The issue is instant electoral death to any politician not in a protected all-black Congressional seat, and everyone knows it.
As a part Sioux Indian, I would like to ask all black people to move to the back of the reparations line.
Then they had better collect from Anthony Johnsons descendants. You see, Tony Johnson was a black man and was amoungst the first in this country to OWN a African Slave. He even won a court case where a white man tried to take away his BLACK slave.
Search Anthony Johnson of Jamestown and see for yourself.
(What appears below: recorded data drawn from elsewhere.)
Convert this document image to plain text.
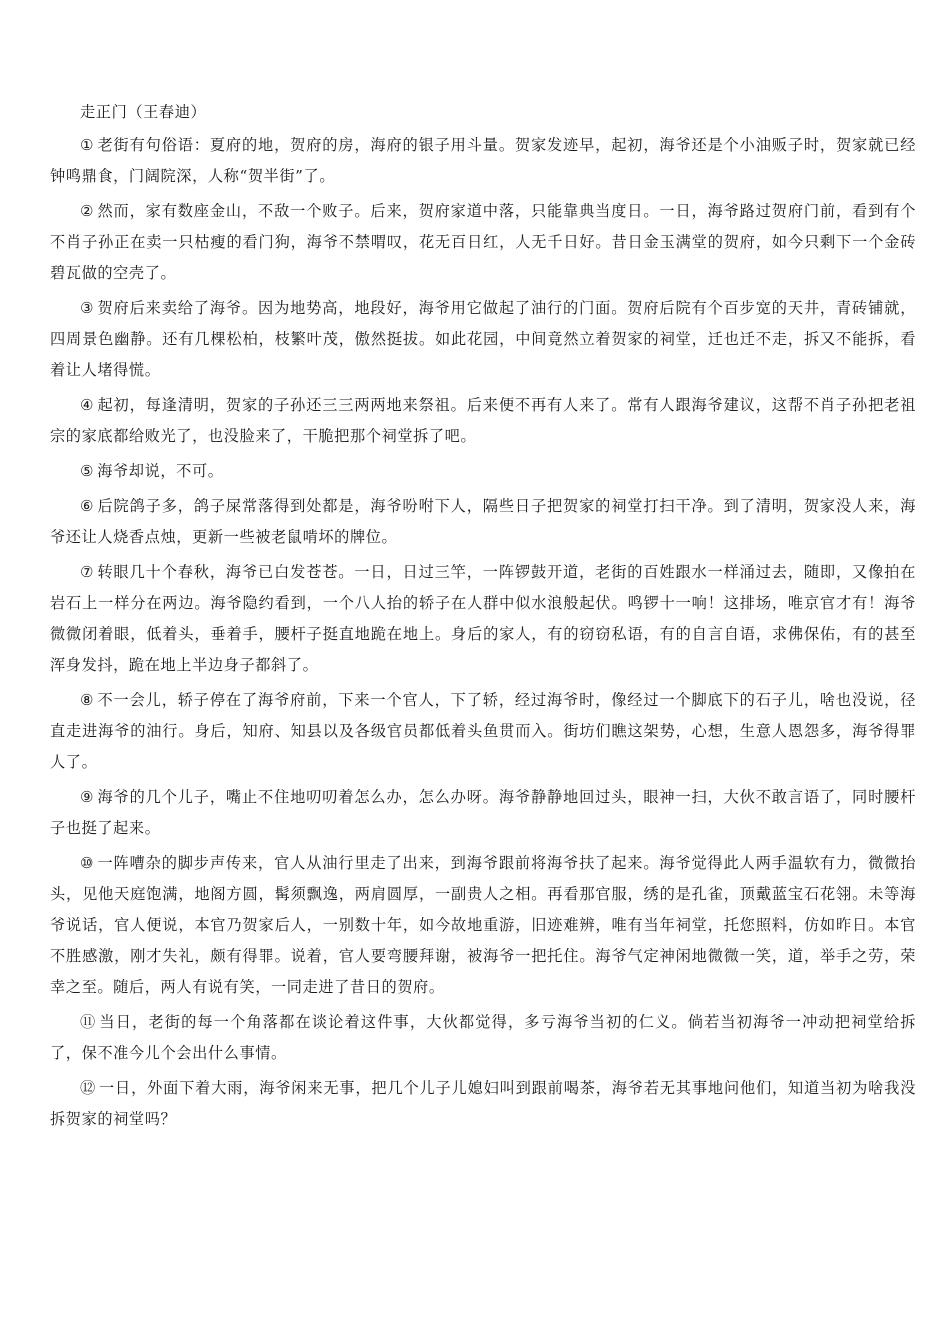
走正门（王春迪）

① 老街有句俗语：夏府的地，贺府的房，海府的银子用斗量。贺家发迹早，起初，海爷还是个小油贩子时，贺家就已经钟鸣鼎食，门阔院深，人称“贺半街”了。

② 然而，家有数座金山，不敌一个败子。后来，贺府家道中落，只能靠典当度日。一日，海爷路过贺府门前，看到有个不肖子孙正在卖一只枯瘦的看门狗，海爷不禁喟叹，花无百日红，人无千日好。昔日金玉满堂的贺府，如今只剩下一个金砖碧瓦做的空壳了。

③ 贺府后来卖给了海爷。因为地势高，地段好，海爷用它做起了油行的门面。贺府后院有个百步宽的天井，青砖铺就，四周景色幽静。还有几棵松柏，枝繁叶茂，傲然挺拔。如此花园，中间竟然立着贺家的祠堂，迁也迁不走，拆又不能拆，看着让人堵得慌。

④ 起初，每逢清明，贺家的子孙还三三两两地来祭祖。后来便不再有人来了。常有人跟海爷建议，这帮不肖子孙把老祖宗的家底都给败光了，也没脸来了，干脆把那个祠堂拆了吧。

⑤ 海爷却说，不可。

⑥ 后院鸽子多，鸽子屎常落得到处都是，海爷吩咐下人，隔些日子把贺家的祠堂打扫干净。到了清明，贺家没人来，海爷还让人烧香点烛，更新一些被老鼠啃坏的牌位。

⑦ 转眼几十个春秋，海爷已白发苍苍。一日，日过三竿，一阵锣鼓开道，老街的百姓跟水一样涌过去，随即，又像拍在岩石上一样分在两边。海爷隐约看到，一个八人抬的轿子在人群中似水浪般起伏。鸣锣十一响！这排场，唯京官才有！海爷微微闭着眼，低着头，垂着手，腰杆子挺直地跪在地上。身后的家人，有的窃窃私语，有的自言自语，求佛保佑，有的甚至浑身发抖，跪在地上半边身子都斜了。

⑧ 不一会儿，轿子停在了海爷府前，下来一个官人，下了轿，经过海爷时，像经过一个脚底下的石子儿，啥也没说，径直走进海爷的油行。身后，知府、知县以及各级官员都低着头鱼贯而入。街坊们瞧这架势，心想，生意人恩怨多，海爷得罪人了。

⑨ 海爷的几个儿子，嘴止不住地叨叨着怎么办，怎么办呀。海爷静静地回过头，眼神一扫，大伙不敢言语了，同时腰杆子也挺了起来。

⑩ 一阵嘈杂的脚步声传来，官人从油行里走了出来，到海爷跟前将海爷扶了起来。海爷觉得此人两手温软有力，微微抬头，见他天庭饱满，地阁方圆，髯须飘逸，两肩圆厚，一副贵人之相。再看那官服，绣的是孔雀，顶戴蓝宝石花翎。未等海爷说话，官人便说，本官乃贺家后人，一别数十年，如今故地重游，旧迹难辨，唯有当年祠堂，托您照料，仿如昨日。本官不胜感激，刚才失礼，颇有得罪。说着，官人要弯腰拜谢，被海爷一把托住。海爷气定神闲地微微一笑，道，举手之劳，荣幸之至。随后，两人有说有笑，一同走进了昔日的贺府。

⑪ 当日，老街的每一个角落都在谈论着这件事，大伙都觉得，多亏海爷当初的仁义。倘若当初海爷一冲动把祠堂给拆了，保不准今儿个会出什么事情。

⑫ 一日，外面下着大雨，海爷闲来无事，把几个儿子儿媳妇叫到跟前喝茶，海爷若无其事地问他们，知道当初为啥我没拆贺家的祠堂吗？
Then the question of white slaves comes..thats right! White slave and not servants. In 1660 (or thereabouts) there were over 5 thousand WHITE slaves waiting to be sold on the Island of Barbados. You see in the UK they decided to clean out the debtor prisons and vagabonds off the streets. So these where given up for slavery. After the "45" and the Scots lost at Culloden, there were many clansmen who were caught and sold to the southern plantation owners as slaves. There is a diference between a Freeman and Freemen..search the historical documents to see for yourself and its not that one is plural either.
The Blacks have nothing to whine about...especially since Black slaves were treated as private property and generally well taken care of. The white slaves on the other hand were veiwed as vermin and less than human.